ABSTRACT
The South Korean government enforces strict censorship against pornography. In spite of such regulations, there is a vibrant webcam modelling industry in Korea that operates under the radar. I examine how censorship influences perceptions of Korean webcam models and their viewers. The central questions that drive this article are: how does censorship against pornography impact the ways that individuals engage with their sexual desires in online spaces; and what are the broader sociocultural consequences of such censorship? I explore these questions in conversation with feminist scholarship on webcam modelling, censorship, and erotics. I argue that webcam models and their viewers form an illicit eroticism whereby they derive pleasure from defying the norms of sexual propriety.
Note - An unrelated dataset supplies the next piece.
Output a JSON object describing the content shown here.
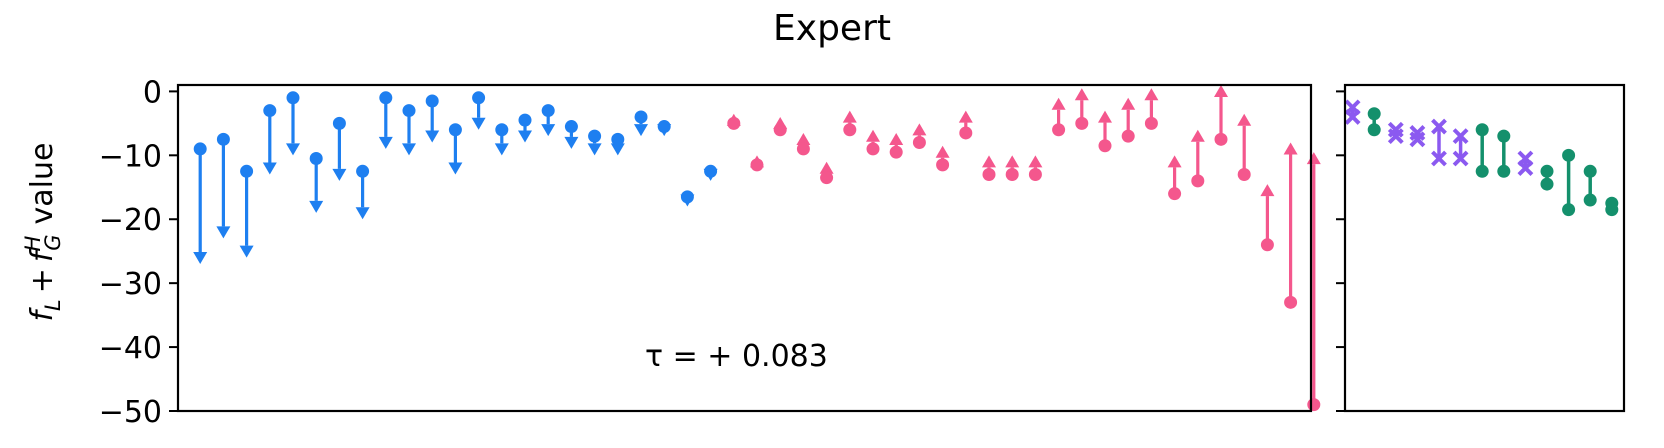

I argue that the illicit eroticism that forms as a result of censorship against pornography may have negative outcomes for how women’s sexuality is conceptualized in the Korean cultural context.
Disclosure statement
No potential conflict of interest was reported by the author.
Notes
1 I translated the video clip from Korean to English.
2 I follow the rules of the Revised Romanization of Korean in translating from Korean to English.
3 Beotbang has since become a banned word on the website. Hence, now, when one searches for the term on the website, a warning appears saying ‘The term you searched for is banned on this website.’
4 I translated the conversations between the webcam models and the viewers from Korean to English.